The power grid had suffered significant damage, Edwards said, but he also made clear that authorities feared a worse scenario overall. “It is clear that we did not suffer absolutely catastrophic damage.” However, the lives of thousands and thousands of people have been turned upside down.
Trump announces a visit
Visiting the headquarters of the civil protection agency Fema, the president of the United States, Donald Trump, announced that he would probably go to the affected areas over the weekend.
A whistle was heard as the hurricane struck Sulfur in Louisiana, hurricane hunter Josh Morgerman wrote on Twitter in the early hours of the morning.
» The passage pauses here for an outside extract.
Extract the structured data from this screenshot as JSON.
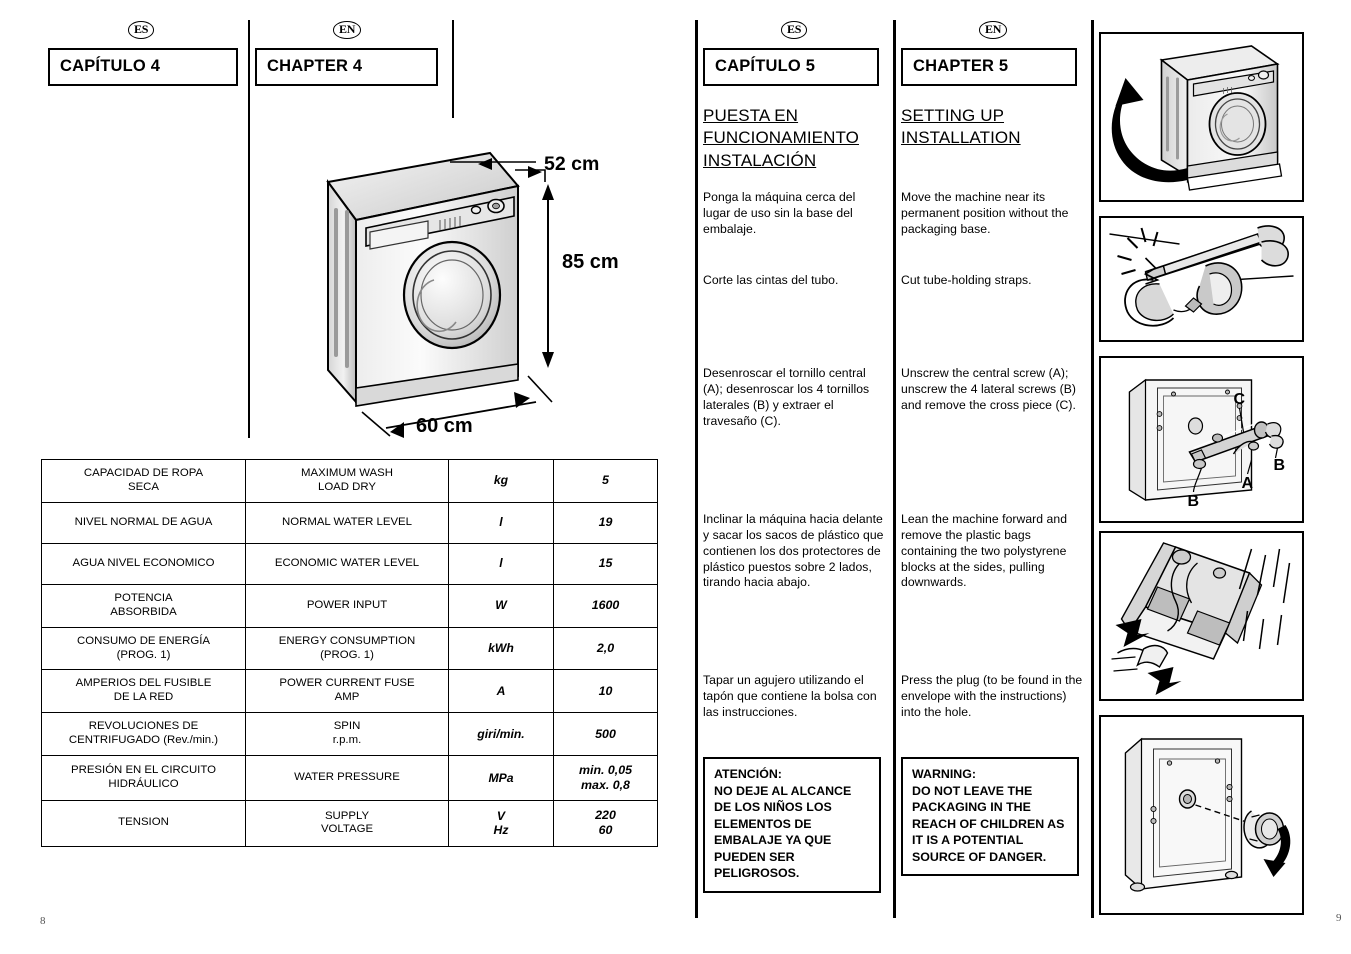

One of her videos shows how the storm whips the masses of rain in front of it: in the light of a street lamp, they look like swirls of fog that move quickly. People like Morgerman put themselves in imminent danger from storms regardless of warnings.
Like “a roaring jet engine”
Authorities had previously ordered hundreds of thousands of people to safety. The closer the storm approached the US coast on Wednesday, the more urgent the warnings became. “Now take cover,” the National Hurricane Center finally wrote. It is a “life threatening situation”.
The hurricane sounds like “a roaring jet engine”, a reporter for the television station CNN described the situation in Lake Charles (Louisiana). The hurricane shook even the most stable buildings and shattered glass flew through the air.
Fire in a chemical factory
A chemical factory caught fire Thursday in nearby Westlake. Police said there was a chlorine gas leak. People had to keep staying in their homes. “Laura” quickly weakened over the mainland on Thursday, as expected, but remained dangerous.
The cyclone had quickly gained traction over unusually warm seawater and went from category two to category four in just a few hours on Wednesday. This made “Laura” the first very strong hurricane of the season.